Le choix final du mode constructif en dépend fortement, et aucune solution technique ni matériau n’est bien sûr à écarter, ni écartée. Philippe Villeneuve et ses collaborateurs aviseront et feront des propositions et prescriptions en temps utile.
Lors de l’audition, le Cnoa a émis un avis, mais bien sûr aucune prescription, qui reste de la compétence du maître d’œuvre. A l’heure de la nécessaire transition écologique et de la réduction des gaz à effet de serre, il a manifesté une préférence pour les qualités écologiques du matériau bois, en cohérence avec la feuille de route du mandat en cours, préférence qui n’engage que lui, les architectes étant en responsabilité et donc libres de leurs choix. Retrouver et donner à voir des « savoir-faire » traditionnels est également un élément de l’argumentaire.
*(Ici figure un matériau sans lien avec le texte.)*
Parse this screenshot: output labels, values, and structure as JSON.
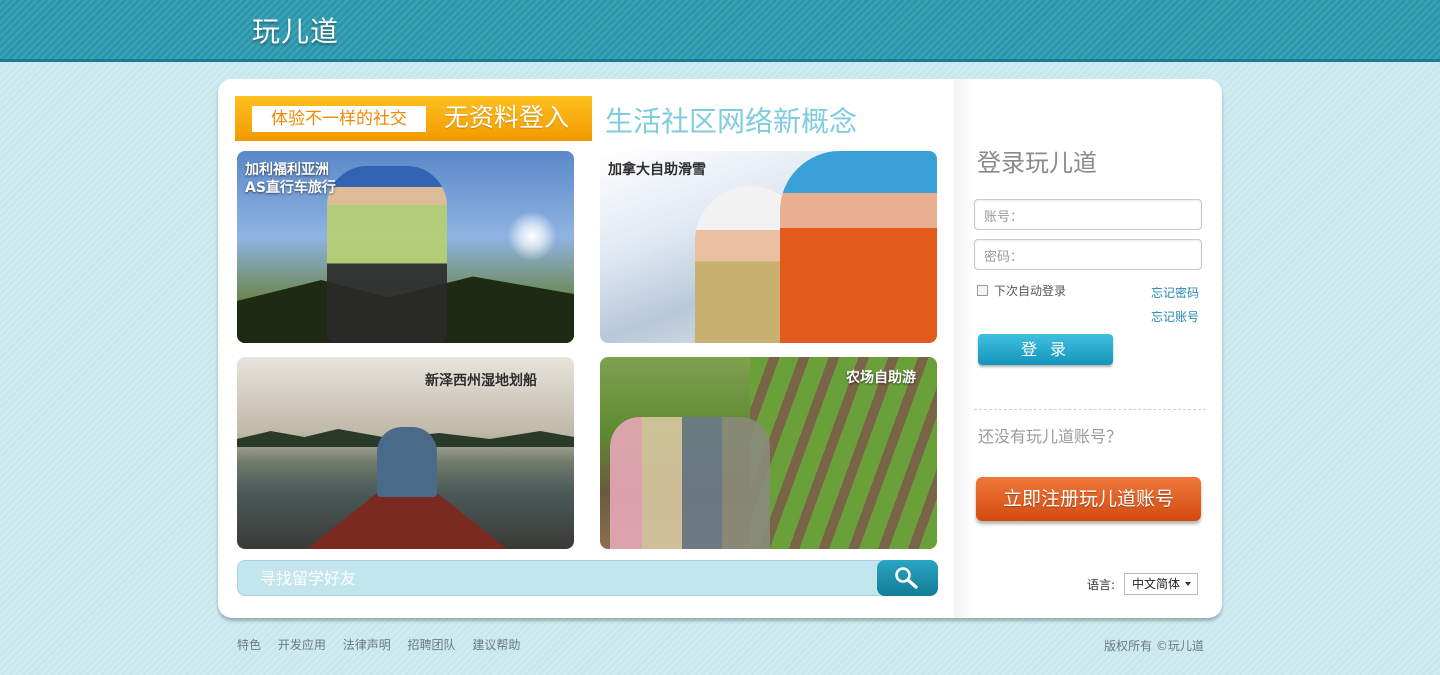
{
  "header": {
    "logo": "玩儿道"
  },
  "promo": {
    "left_label": "体验不一样的社交",
    "right_label": "无资料登入"
  },
  "slogan": "生活社区网络新概念",
  "tiles": [
    {
      "caption": "加利福利亚洲\nAS直行车旅行"
    },
    {
      "caption": "加拿大自助滑雪"
    },
    {
      "caption": "新泽西州湿地划船"
    },
    {
      "caption": "农场自助游"
    }
  ],
  "search": {
    "placeholder": "寻找留学好友",
    "icon": "search-icon"
  },
  "login": {
    "title": "登录玩儿道",
    "account_label": "账号：",
    "password_label": "密码：",
    "remember_label": "下次自动登录",
    "forgot_password": "忘记密码",
    "forgot_account": "忘记账号",
    "submit": "登 录"
  },
  "register": {
    "prompt": "还没有玩儿道账号？",
    "button": "立即注册玩儿道账号"
  },
  "language": {
    "label": "语言:",
    "selected": "中文简体"
  },
  "footer": {
    "links": [
      "特色",
      "开发应用",
      "法律声明",
      "招聘团队",
      "建议帮助"
    ],
    "copyright": "版权所有 ©玩儿道"
  },
  "colors": {
    "header": "#2a97ad",
    "accent": "#1694ba",
    "register": "#e05a1a",
    "promo": "#f7a800"
  }
}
L’acier est un matériau exceptionnel, dont les qualités sont démontrées quotidiennement par les architectes du monde entier, que ce soit en construction neuve ou en intervention sur l’existant. Le Cnoa partage l’idée qu’il faut le bon matériau au bon endroit. Le choix est toujours contextuel, en fonction d’une multitude de critères. Pour Notre-Dame, ce choix reviendra à la maîtrise d’œuvre en charge de la restauration, et non au Cnoa bien entendu.